On l'a vu récemment, introduit le journal, qui poursuit que « contre toute attente, le chef de l'État a actionné les leviers du Rassemblement démocratique du peuple camerounais (RDPC), son appareil politique, en vue de procéder à des changements majeurs à la tête des deux chambres du Parlement ».
Ainsi, se demande rhétoriquement l'Indépendant, dans sa nouvelle parution, les réputés inamovibles Cavayé Yeguié Djibril et Marcel Niat Njifenji sont-ils passés à la trappe à l'Assemblée nationale et au Sénat, respectivement. Désormais, c'est Théodore Datouo et Aboubakary Abdoulaye qui sont aux manettes.

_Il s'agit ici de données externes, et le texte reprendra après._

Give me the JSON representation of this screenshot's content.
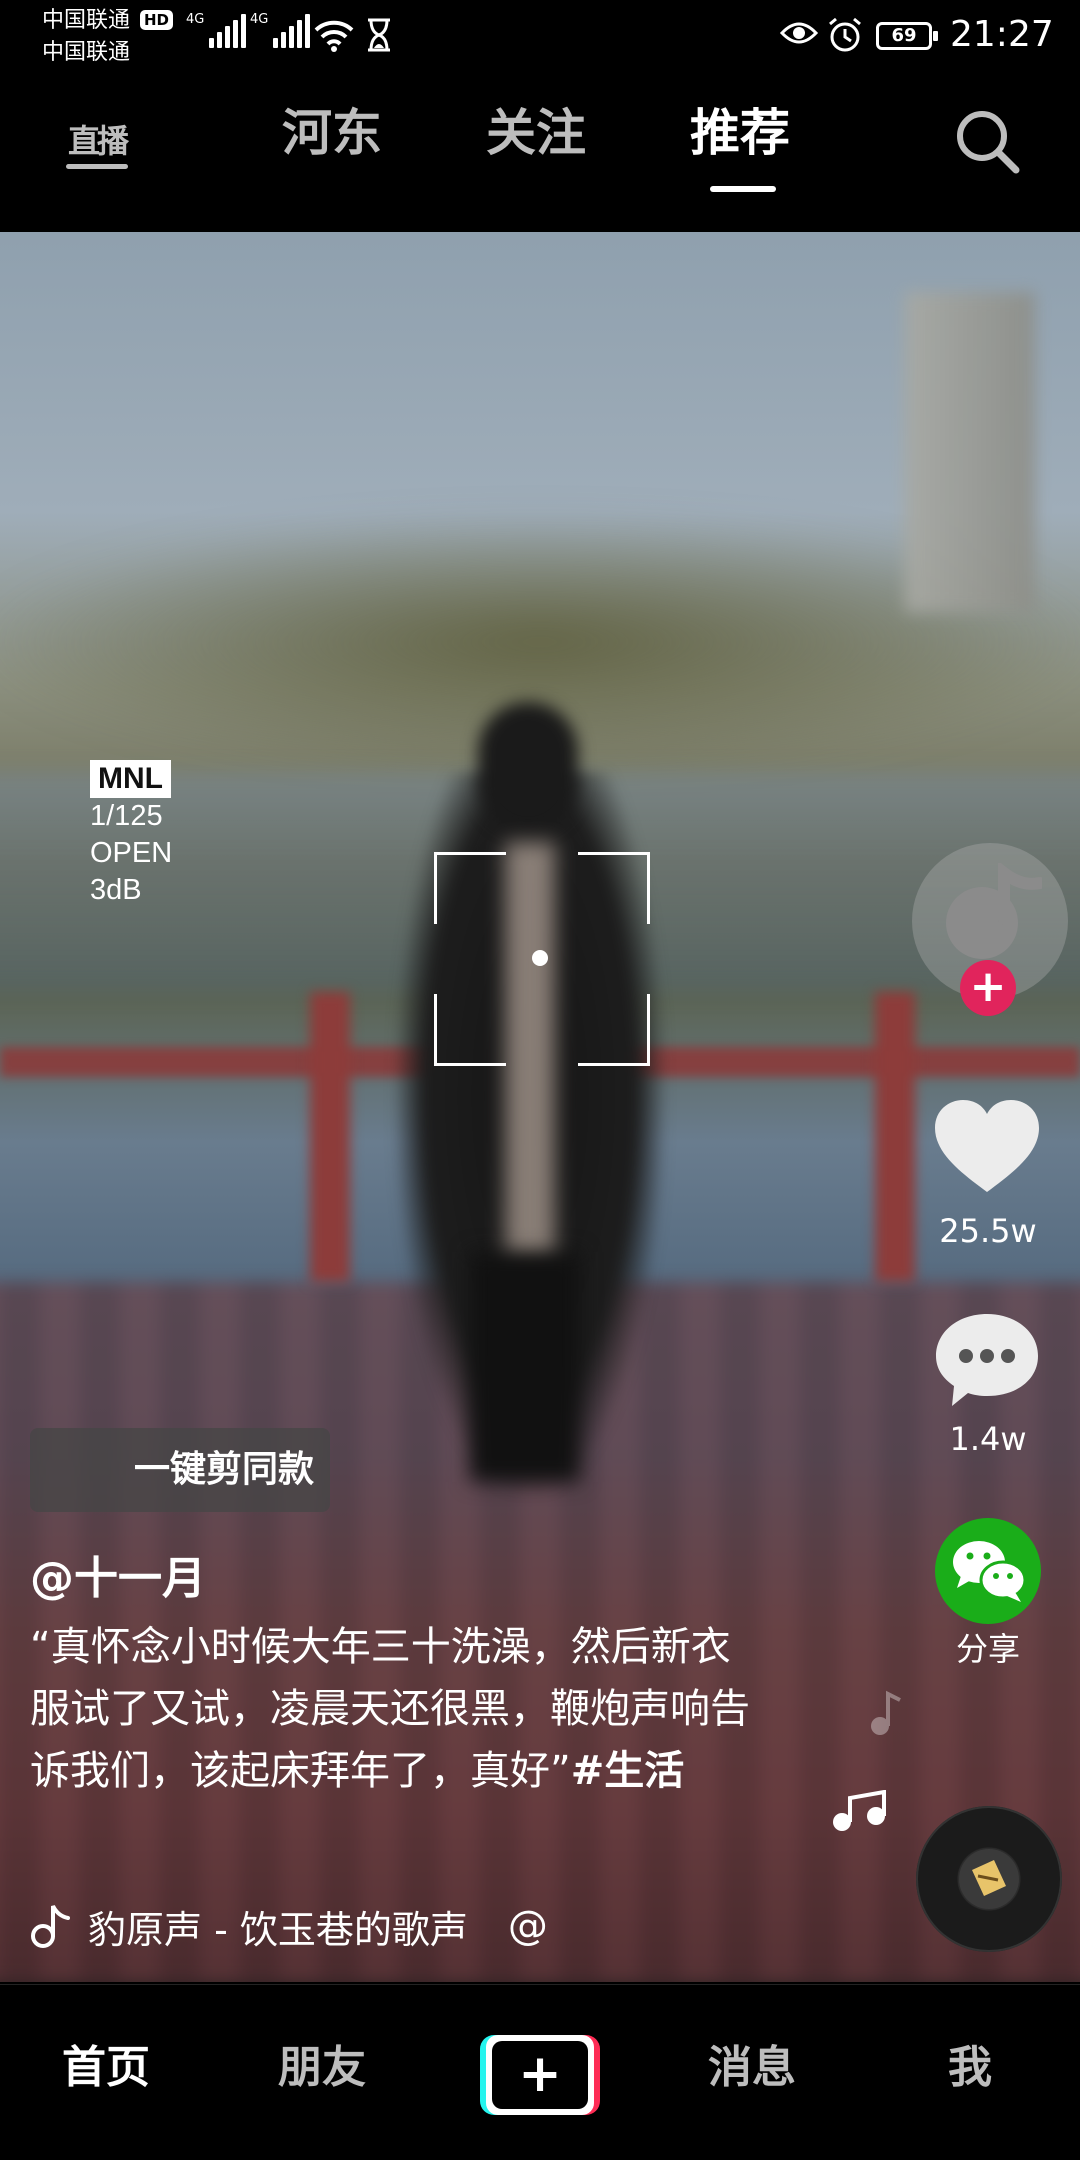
{
  "status_bar": {
    "carrier_1": "中国联通",
    "hd_badge": "HD",
    "carrier_2": "中国联通",
    "network_1": "4G",
    "network_2": "4G",
    "battery": "69",
    "time": "21:27"
  },
  "top_nav": {
    "live_icon_text": "直播",
    "tabs": [
      {
        "label": "河东",
        "active": false
      },
      {
        "label": "关注",
        "active": false
      },
      {
        "label": "推荐",
        "active": true
      }
    ]
  },
  "video": {
    "camera_badge": "MNL",
    "camera_lines": [
      "1/125",
      "OPEN",
      "3dB"
    ]
  },
  "actions": {
    "like_count": "25.5w",
    "comment_count": "1.4w",
    "share_label": "分享",
    "follow_symbol": "+"
  },
  "post": {
    "oneclick_label": "一键剪同款",
    "author": "@十一月",
    "description": "“真怀念小时候大年三十洗澡，然后新衣服试了又试，凌晨天还很黑，鞭炮声响告诉我们，该起床拜年了，真好”",
    "hashtag": "#生活",
    "music": "豹原声 - 饮玉巷的歌声",
    "music_at": "@"
  },
  "bottom_nav": {
    "home": "首页",
    "friends": "朋友",
    "create": "+",
    "messages": "消息",
    "me": "我"
  },
  "colors": {
    "like_red": "#e1245c",
    "wechat_green": "#1aad19",
    "create_cyan": "#25f4ee",
    "create_pink": "#fe2c55"
  }
}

Ils ont, pour eux, « l'avantage d’être considérés comme des 'jeunes', comparativement à leurs prédécesseurs. Mais Paul Biya, apprend-on encore, pourrait davantage surprendre son monde à travers des mesures qualifiées de révolutionnaires par des dignitaires de son régime ».
Celles-ci, lit-on dans les colonnes du média, attendues incessamment, viseraient notamment l'intensification de la lutte contre la mal gouvernance, la libération de plusieurs prisonniers ainsi que la revue de fond en comble de l'exécutif. Le dernier aspect cité viserait, entre autres, la réduction drastique de la taille du gouvernement, mais aussi la nomination de personnalités jugées 'neuves', issues pour certaines de la société civile, conclut la source.